Bu konuda çok yazmak istemiyorum. Bunun içinde 2002 yılı ocak ayı ilk haftasında yazdığım bir yazıyı koymak geldi içimden. Bu konularda yazdığım çok yazılar vardı. Ama bunu bulabildim arşivde.

Afetsiz günler geçirmemiz dileklerimle;

HOŞÇA KALIN, DOSTÇA KALIN TEDBİRLİ KALIN…

İşte 2002 yılı Ocak ayı ilk haftasında yazdığım yazı;

ÜLKEMİZ ÇOK SERT BİR KIŞ GEÇİRMEKTE

Yaşım elliyi aştı, İlçemiz Karacaören köyü Kızılcaağaç mahallesindenim. Çocukluğumda kışlar çok uzun yağışlarla geçerdi. Yağmur yağmaya başladığı zaman bir hafta – on gün sürerdi. Kar yağardı. Torosların son uzantısı olan Akdağlardan kar çığları yuvarlanırdı. Dereler taşardı., Biz okula gidebilmek için birkaç dereden geçerdik, babalarımız bu derelerin üzerine etraftan kestikleri ağaçlardan derme çatma köprüler yaparlar bizde o körüler sayesinde derelerden geçip okulumuza ulaşırdık.

Tabiatın dengesi değişti ve uzunca bir zamandır yağışlar olmaz oldu. İnsanlarımız kahinlik yapmaya gelecek için tahminler yürütmeye başladılar. Hele beş-on yıldır birazda kuraklık olunca, bu kuraklığın daha on – on beş yıl süreceği söylenmeye başlandı. Öyle olacak ki birden kış bastırdı. Ve cidden bizim o çocukluğumuzda gördüğümüz kışlar geri geldi. Ülkemizde olduğu gibi çevremizde de yağışlar oldu, yıllardır su görmediğim derelerden, çaylardan su akmaya başladı. İlkokul çağlarında yağmur yağdığı zaman taşan ve boz bulanık akan Gavur çayını, Köye gitmek için yanına kadar varıp geçemediğimiz için geri döndüğümüz Alakır çayını tekrar boz bulanık seyrettik. İnsanın içinden Allahın işine karışılmaz demek geliyor.

Bu günlerde ülkemizin dört bir tarafı yağışlara teslim. Hava tahminleri ise çok zayıf kaldı. Ülkemizin en büyük ili İstanbul Meteoroloji müdürü sabahlara kadar görev başında kalıyor. Tahmin yapamadığı için Valiyi yanlış bilgilendiriyor. Eksik alınan kararlardan ötürü insanlar perişan. Bu örnek ülkemizin tamamı için geçerli.

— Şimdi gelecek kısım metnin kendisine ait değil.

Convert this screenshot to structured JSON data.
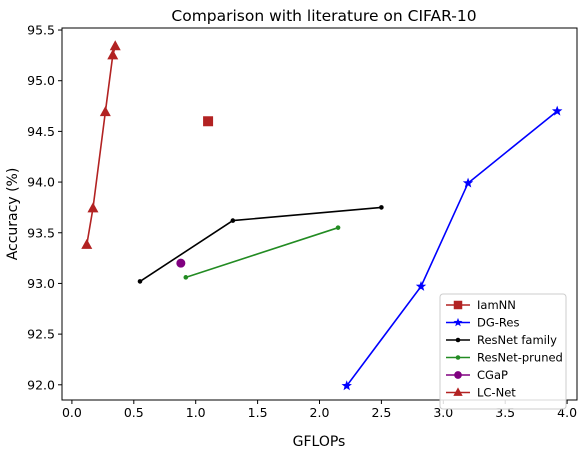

Velhasıl bu konuya ülke olarak hazırlıksız yakalandık.

Ülkemizin en az yağış alan fakat en fazla zarar gören yörelerinden birisinde yaşıyoruz. Ben bu yazıyı yazdığım anlarda ülke kar altında inler, insanlar soğuktan ölürken İlçemiz güneşlikti. Tüm ülkede hatta tüm Dünyada olduğu gibi tabiatın bu intikamını bizde göremedik. Elinde bir sürü imkanı olanlar bu işi göremezken bizimde göremememiz doğaldı. Ama tabiat böyle yaptı diye yatmamak gerekir. Bundan ders çıkarıp bundan sonra daha tedbirli davranmak gerekir. Bu tedbir tabii en başta Devlet ve yerel yöneticiler tarafından alınmalı. Ama esas tedbir bizler tarafından alınmalı.

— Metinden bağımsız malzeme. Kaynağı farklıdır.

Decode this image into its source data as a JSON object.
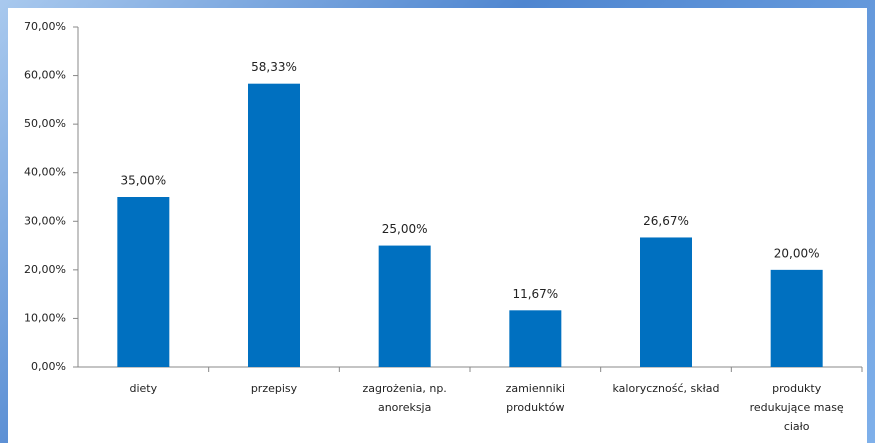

Hepimizi bir hırs bürüdü. Ovada boş yer koymamaya karar kıldık. Koca ovayı tamamen kapladık. Unutmayalım O ova doğanın. Yukarıdan gelen su çay taştığı zaman nereye gidecek mutlaka ovaya dağılacak. Seraları kurarken bu durumu da göz önüne alarak seralarımızı yapsak, her yeri tam doldurmak yerine araları biraz boş bıraksak ve hatta oralara kesikler açsak seralara su dolmasını biraz daha önlemiş oluruz. Yoksa Gavur çayını istediğin kadar aç, Allah açtığından biraz daha fazla yağış verirse yine su ovaya dağılır. Bence Öncelikler insanlarımız kendi tedbirini almalı.

Allahın böyle afetleri bir daha göstermemesi,2002 yılının İlçemize, ülkemize ve tüm dünyaya barış ve huzur getirmesini diler saygılarımı sunarım.